Dampak terhadap Pengguna Setia Apple
Pengguna yang terbiasa mengaktifkan pencadangan otomatis foto dan video dalam resolusi tinggi kemungkinan besar akan merasakan lonjakan tagihan bulanan. Bagi pekerja kreatif, mahasiswa, dan pelaku usaha kecil yang menggunakan iCloud untuk sinkronisasi dokumen dan proyek, penyesuaian ini bisa memicu evaluasi ulang terhadap kebutuhan penyimpanan mereka. Beberapa mungkin akan mempertimbangkan downgrade ke paket lebih rendah atau bahkan kembali ke kuota 5GB gratis, yang berisiko membuat mereka tidak bisa melakukan pencadangan penuh perangkat.
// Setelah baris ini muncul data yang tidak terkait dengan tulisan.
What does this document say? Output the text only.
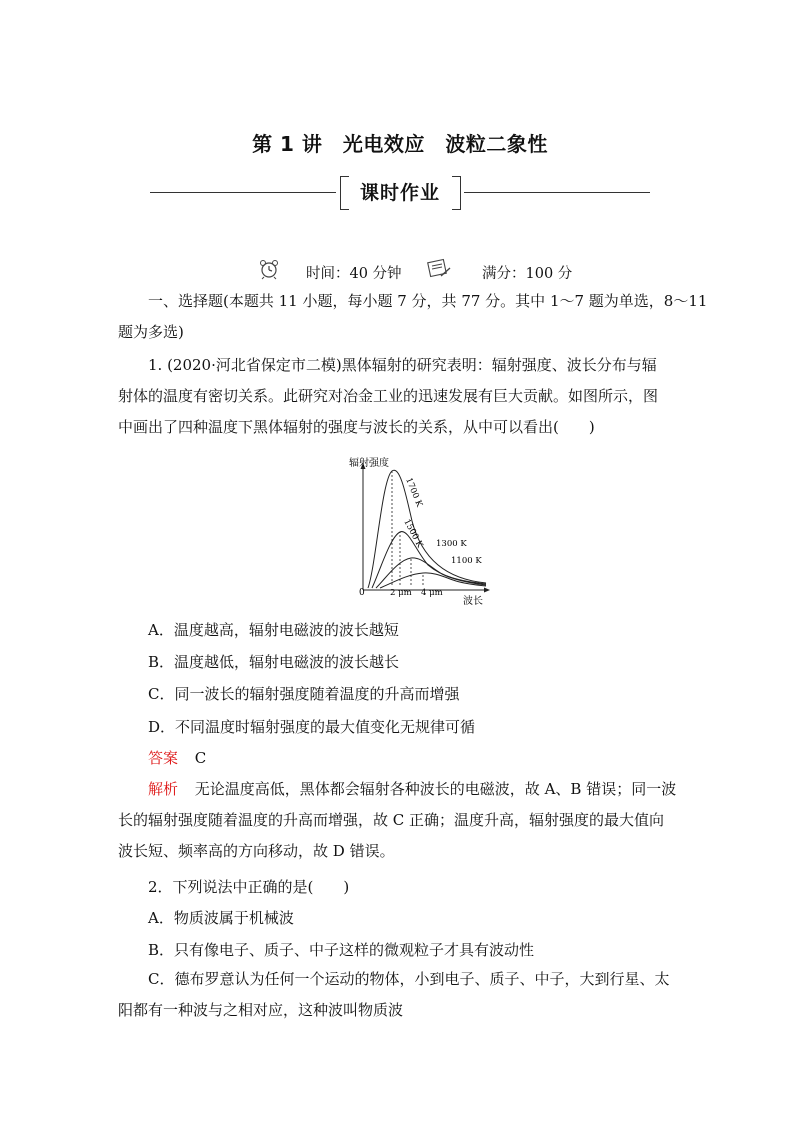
第 1 讲　光电效应　波粒二象性
课时作业
时间：40 分钟	满分：100 分
一、选择题(本题共 11 小题，每小题 7 分，共 77 分。其中 1～7 题为单选，8～11
题为多选)
1. (2020·河北省保定市二模)黑体辐射的研究表明：辐射强度、波长分布与辐
射体的温度有密切关系。此研究对冶金工业的迅速发展有巨大贡献。如图所示，图
中画出了四种温度下黑体辐射的强度与波长的关系，从中可以看出(　　)
辐射强度
波长
0	2 μm 4 μm
1700 K
1500 K 1300 K
1100 K
A．温度越高，辐射电磁波的波长越短
B．温度越低，辐射电磁波的波长越长
C．同一波长的辐射强度随着温度的升高而增强
D．不同温度时辐射强度的最大值变化无规律可循
答案 C
解析 无论温度高低，黑体都会辐射各种波长的电磁波，故 A、B 错误；同一波
长的辐射强度随着温度的升高而增强，故 C 正确；温度升高，辐射强度的最大值向
波长短、频率高的方向移动，故 D 错误。
2．下列说法中正确的是(　　)
A．物质波属于机械波
B．只有像电子、质子、中子这样的微观粒子才具有波动性
C．德布罗意认为任何一个运动的物体，小到电子、质子、中子，大到行星、太
阳都有一种波与之相对应，这种波叫物质波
Di sisi lain, bagi pengguna yang sudah terlanjur nyaman dengan ekosistem Apple dan fitur privasi bawaan iCloud Plus, berpindah ke layanan lain mungkin bukan perkara mudah karena integrasi yang dalam dengan berbagai aplikasi seperti Foto, Catatan, dan File.
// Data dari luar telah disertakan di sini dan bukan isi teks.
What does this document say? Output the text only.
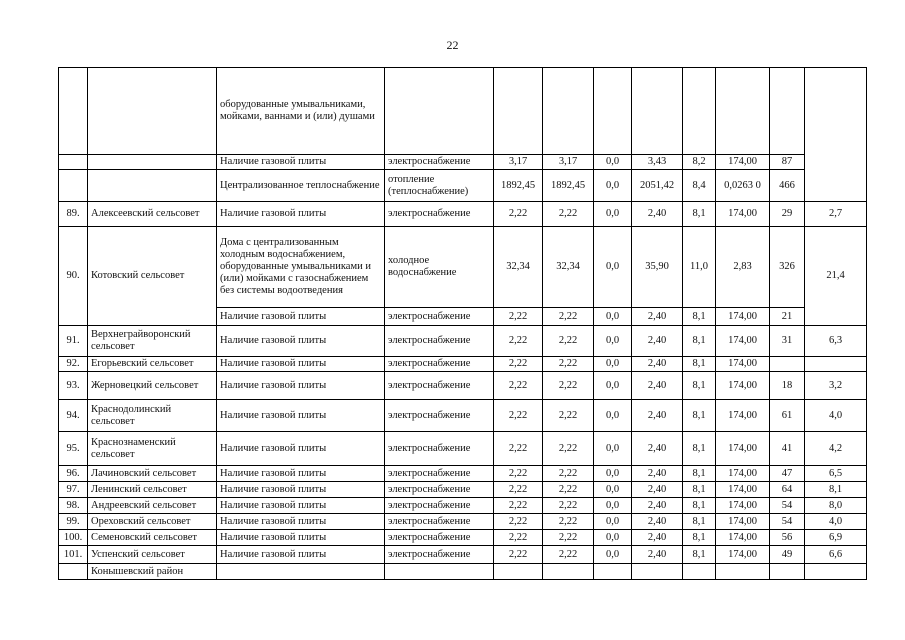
22
		оборудованные умывальниками, мойками, ваннами и (или) душами									
		Наличие газовой плиты	электроснабжение	3,17	3,17	0,0	3,43	8,2	174,00	87	
		Централизованное теплоснабжение	отопление (теплоснабжение)	1892,45	1892,45	0,0	2051,42	8,4	0,0263 0	466	
89.	Алексеевский сельсовет	Наличие газовой плиты	электроснабжение	2,22	2,22	0,0	2,40	8,1	174,00	29	2,7
90.	Котовский сельсовет	Дома с централизованным холодным водоснабжением, оборудованные умывальниками и (или) мойками с газоснабжением без системы водоотведения	холодное водоснабжение	32,34	32,34	0,0	35,90	11,0	2,83	326	21,4
		Наличие газовой плиты	электроснабжение	2,22	2,22	0,0	2,40	8,1	174,00	21	
91.	Верхнеграйворонский сельсовет	Наличие газовой плиты	электроснабжение	2,22	2,22	0,0	2,40	8,1	174,00	31	6,3
92.	Егорьевский сельсовет	Наличие газовой плиты	электроснабжение	2,22	2,22	0,0	2,40	8,1	174,00		
93.	Жерновецкий сельсовет	Наличие газовой плиты	электроснабжение	2,22	2,22	0,0	2,40	8,1	174,00	18	3,2
94.	Краснодолинский сельсовет	Наличие газовой плиты	электроснабжение	2,22	2,22	0,0	2,40	8,1	174,00	61	4,0
95.	Краснознаменский сельсовет	Наличие газовой плиты	электроснабжение	2,22	2,22	0,0	2,40	8,1	174,00	41	4,2
96.	Лачиновский сельсовет	Наличие газовой плиты	электроснабжение	2,22	2,22	0,0	2,40	8,1	174,00	47	6,5
97.	Ленинский сельсовет	Наличие газовой плиты	электроснабжение	2,22	2,22	0,0	2,40	8,1	174,00	64	8,1
98.	Андреевский сельсовет	Наличие газовой плиты	электроснабжение	2,22	2,22	0,0	2,40	8,1	174,00	54	8,0
99.	Ореховский сельсовет	Наличие газовой плиты	электроснабжение	2,22	2,22	0,0	2,40	8,1	174,00	54	4,0
100.	Семеновский сельсовет	Наличие газовой плиты	электроснабжение	2,22	2,22	0,0	2,40	8,1	174,00	56	6,9
101.	Успенский сельсовет	Наличие газовой плиты	электроснабжение	2,22	2,22	0,0	2,40	8,1	174,00	49	6,6
	Конышевский район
Alternatif dan Langkah Bijak Menghadapi Kenaikan
Di pasaran, terdapat alternatif penyimpanan awan seperti Google One (dengan harga kompetitif dan integrasi dengan Android serta layanan Google lainnya), Microsoft OneDrive (terintegrasi dengan Microsoft 365), Dropbox, dan pCloud. Namun, jarang ada penyedia yang menawarkan fitur privasi setara dengan iCloud Plus, seperti Private Relay yang menyamarkan lalu lintas data tanpa perlu VPN (Virtual Private Network/jaringan pribadi virtual) terpisah. Bagi pengguna yang ingin tetap berhemat, ada beberapa trik yang bisa diterapkan: rutin membersihkan foto dan video yang tidak diperlukan, memindahkan data ke penyimpanan lokal (seperti hard disk eksternal), atau memanfaatkan fitur Family Sharing untuk membagi biaya dengan anggota keluarga. Selain itu, pengguna bisa mempertahankan paket yang lebih rendah dan hanya menaikkannya saat dibutuhkan, misalnya ketika akan melakukan cadangan besar sebelum memperbarui perangkat keras.
Keputusan Apple untuk menaikkan harga iCloud Plus di Indonesia ini menjadi cerminan dari realitas ekonomi global yang turut memengaruhi layanan digital. Bagi konsumen, penting untuk mencermati kembali anggaran bulanan dan memilih paket yang paling sesuai dengan kebutuhan aktual. Sementara bagi Apple, langkah ini diharapkan bisa menjaga keberlanjutan inovasi dan kualitas yang selama ini menjadi andalan ekosistem mereka. Bagi yang ingin beralih, pastikan untuk mencadangkan data terlebih dahulu agar proses migrasi berjalan lancar tanpa kehilangan momen berharga.